The format of the book reinforces the error. We have a predilection for part singing, and so we have printed the text into the staves for easy reading of the music. This format has done wonders for part singing, but it has taken our attention off the hymn texts. As we leaf through the hymnal we get the impression that the hymns are musical works rather than poetry. This misperception is strengthened when we discover that stanzas had to be omitted in order to make room for the musical staves. Add to that the obsession for getting an entire hymn on one page, and one can understand that texts have had to be sacrificed. And they were. “The First Noel” (No. 14) is a case in point. The omission of stanza 6 has truncated the hymn leaving it without that glorious ending:

Then let us all with one accord
Sing praises to our heavenly Lord,
That hath made heaven and earth of nought,
And with his blood mankind has bought.

The essence of a hymn is the text, not the music. Traditionally melodies were sung to a variety of texts, hence text and tune were printed separately. In that way the text was seen as existing independently and it could be judged critically apart from its disguise. And in that way it also served for personal reflection. Our own hymnal has only {32} minimal value for aiding individual devotional meditation.

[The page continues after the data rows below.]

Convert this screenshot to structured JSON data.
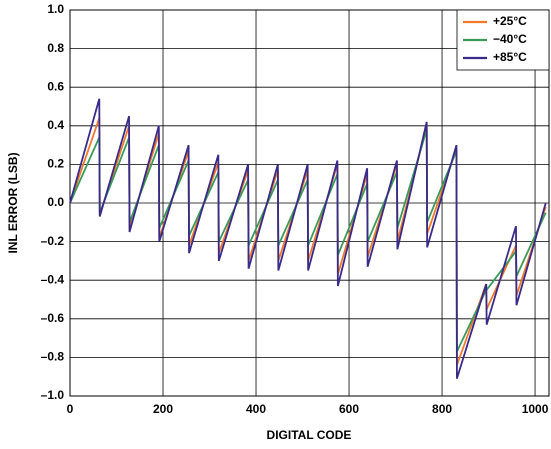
{
  "chart_data": {
    "type": "line",
    "x_label": "DIGITAL CODE",
    "y_label": "INL ERROR (LSB)",
    "x": [
      0,
      63,
      64,
      127,
      128,
      191,
      192,
      255,
      256,
      319,
      320,
      383,
      384,
      447,
      448,
      511,
      512,
      575,
      576,
      639,
      640,
      703,
      704,
      767,
      768,
      831,
      832,
      895,
      896,
      959,
      960,
      1023
    ],
    "series": [
      {
        "name": "+25°C",
        "color": "#f07a2a",
        "values": [
          0,
          0.44,
          -0.06,
          0.4,
          -0.13,
          0.36,
          -0.18,
          0.27,
          -0.22,
          0.21,
          -0.26,
          0.17,
          -0.3,
          0.17,
          -0.3,
          0.17,
          -0.3,
          0.2,
          -0.37,
          0.15,
          -0.28,
          0.2,
          -0.2,
          0.4,
          -0.16,
          0.28,
          -0.84,
          -0.42,
          -0.55,
          -0.22,
          -0.48,
          -0.02
        ]
      },
      {
        "name": "−40°C",
        "color": "#3a9a5a",
        "values": [
          0,
          0.34,
          -0.05,
          0.34,
          -0.1,
          0.3,
          -0.13,
          0.22,
          -0.17,
          0.16,
          -0.2,
          0.12,
          -0.22,
          0.12,
          -0.22,
          0.12,
          -0.22,
          0.15,
          -0.27,
          0.1,
          -0.2,
          0.16,
          -0.13,
          0.38,
          -0.1,
          0.27,
          -0.77,
          -0.45,
          -0.45,
          -0.25,
          -0.38,
          -0.05
        ]
      },
      {
        "name": "+85°C",
        "color": "#3a2a8a",
        "values": [
          0,
          0.54,
          -0.07,
          0.45,
          -0.15,
          0.4,
          -0.2,
          0.3,
          -0.26,
          0.25,
          -0.3,
          0.2,
          -0.34,
          0.2,
          -0.35,
          0.2,
          -0.35,
          0.22,
          -0.43,
          0.18,
          -0.33,
          0.22,
          -0.24,
          0.42,
          -0.23,
          0.3,
          -0.91,
          -0.42,
          -0.63,
          -0.12,
          -0.53,
          0
        ]
      }
    ],
    "xlim": [
      0,
      1030
    ],
    "xticks": [
      0,
      200,
      400,
      600,
      800,
      1000
    ],
    "ylim": [
      -1,
      1
    ],
    "yticks": [
      {
        "value": -1,
        "label": "–1.0"
      },
      {
        "value": -0.8,
        "label": "–0.8"
      },
      {
        "value": -0.6,
        "label": "–0.6"
      },
      {
        "value": -0.4,
        "label": "–0.4"
      },
      {
        "value": -0.2,
        "label": "–0.2"
      },
      {
        "value": 0,
        "label": "0.0"
      },
      {
        "value": 0.2,
        "label": "0.2"
      },
      {
        "value": 0.4,
        "label": "0.4"
      },
      {
        "value": 0.6,
        "label": "0.6"
      },
      {
        "value": 0.8,
        "label": "0.8"
      },
      {
        "value": 1,
        "label": "1.0"
      }
    ],
    "grid": true,
    "legend": "top-right"
  }
}
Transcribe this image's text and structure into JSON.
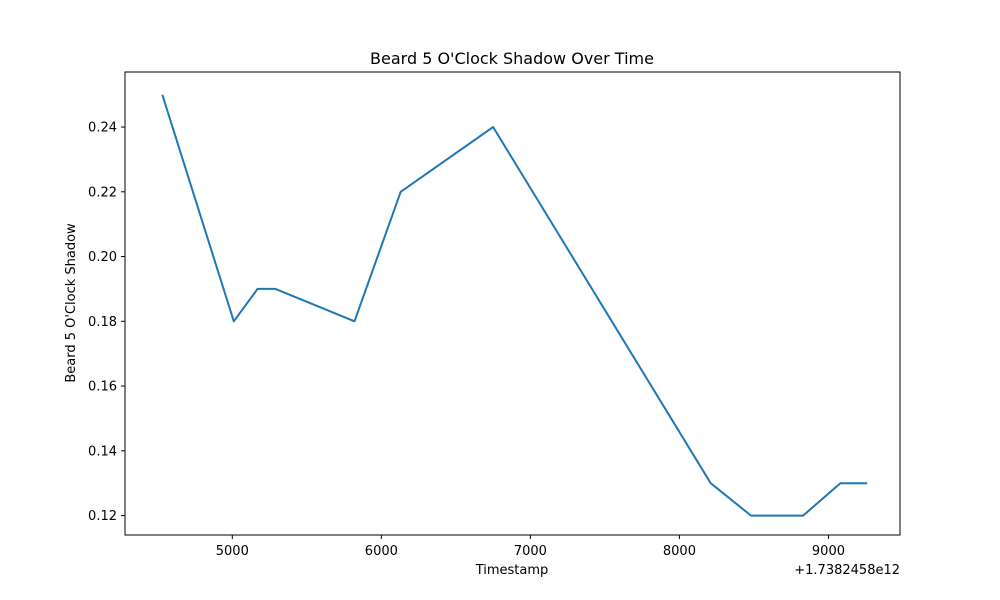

If the text is the essence of the hymn, then it follows that the theologian and not the musician has the obligation to take the initiative in creating it. Lamentably, very little of such creative work is being done. This could be changed if we were to think of hymns as “disposable” commodities. If sermons are prepared and delivered in a particular context for a particular cultural climate (even cultural moment) and are filed away or at least re-used only with significant alteration, then why should a hymn be thought of as being composed for posterity? Can a preacher not summarize his sermon in a few stanzas and have it sung as the hearer’s affirmative response to the God who addressed them in that worship event? The stanzas below represent such a congregational response to a sermon on gratitude in which the preacher expound the biblical injunction to be thankful in all things and for all things. It was sung to the tune “Joyful, Joyful We Adore Thee.”

Little, Less Nothing. But Thanks!

Thank you God that I can flourish
on so little of the good,

That creative grace can conquer
poisons hid in words and food,

That when I am all despondence
hope is gone, none can console,

You break through in ways mysterious
to restore and make me whole.

You can multiply resources
when they are but small and few.

Bondage, illness, and depression
you disperse like morning dew.

You are present when the blackness
would belie your glory bright,

And break through in ways mysterious
clothed in majesty and might.

As we look at the words now, we are sure that they are destined to be forgotten. But they were useful at the time, and a small group who heard the sermon even used it as a theme song for the year. We need the courage to write more such “disposable” hymns.

Dr. William Baerg is assistant professor and chairman of the Music Department at the Mennonite Brethren Bible College, Winnipeg, Manitoba. Dr. John Regehr teaches Practical Theology at the Mennonite Brethren Bible College.